Figure 5. Mapping of directed causal influence based on Granger causality.

Figure 5

(A and B) 3D surface plots of adjusted R2 values (Y-axes) based on auto-regression (AR) modeling of the response variable, Instantaneous Cell Speed (ICS), using combinations of one to ten temporal lags (5 min interval) of the response variable (ICS, Z-axes) and one to ten temporal lags of a background variable, either Sum [CMAC Total RubyRed-LifeAct Intensity] per Cell (X-axis, A) or Mean [CMAC Lifetime] per Cell (X-axis, B). Grey arrows along X and Z axes indicate the inclusion of additional temporal lags of the indicated variable (A and B). (C–G) Significance testing of improvements in adjusted R2 values caused by the addition of temporal lags of background (X-axes) and response variables (Y-axes) to an AR model based on >2200 cell observations. White indicates no statistically significant improvement in prediction. Blue and red color schemes (indicating negative and positive correlations between background and response variables, respectively) are each divided into 4 levels of significance, with P values <0.05 (*), <0.01 (**), <0.001 (***) or <0.0001 (****), as indicated (color scale-bar, upper right).

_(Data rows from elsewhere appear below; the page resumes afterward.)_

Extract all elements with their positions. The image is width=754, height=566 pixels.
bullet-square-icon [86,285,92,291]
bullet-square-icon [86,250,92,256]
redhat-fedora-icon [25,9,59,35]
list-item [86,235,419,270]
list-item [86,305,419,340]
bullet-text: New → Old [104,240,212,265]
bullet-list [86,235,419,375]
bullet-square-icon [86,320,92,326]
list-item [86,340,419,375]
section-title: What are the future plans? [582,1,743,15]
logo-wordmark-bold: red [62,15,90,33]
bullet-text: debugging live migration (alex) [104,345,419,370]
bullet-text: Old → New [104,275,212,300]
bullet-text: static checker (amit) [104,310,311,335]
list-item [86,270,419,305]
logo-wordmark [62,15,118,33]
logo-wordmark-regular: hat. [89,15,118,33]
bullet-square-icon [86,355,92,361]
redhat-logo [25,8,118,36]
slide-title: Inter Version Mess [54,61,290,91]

Causation is tested reciprocally within variable pairs to discern evidence for the causal influence of organizational variables over ICS (left panels, C–G) and vice versa (right panels, C–G). We infer causal influence only where significance-testing patterns are robust and ordered (as in C [left panel], D [left panel], E [left panel], G [right panel]. Stem plots (below X-axes, C–G, left and right panels) indicate the degree of autocorrelation in respective response variables.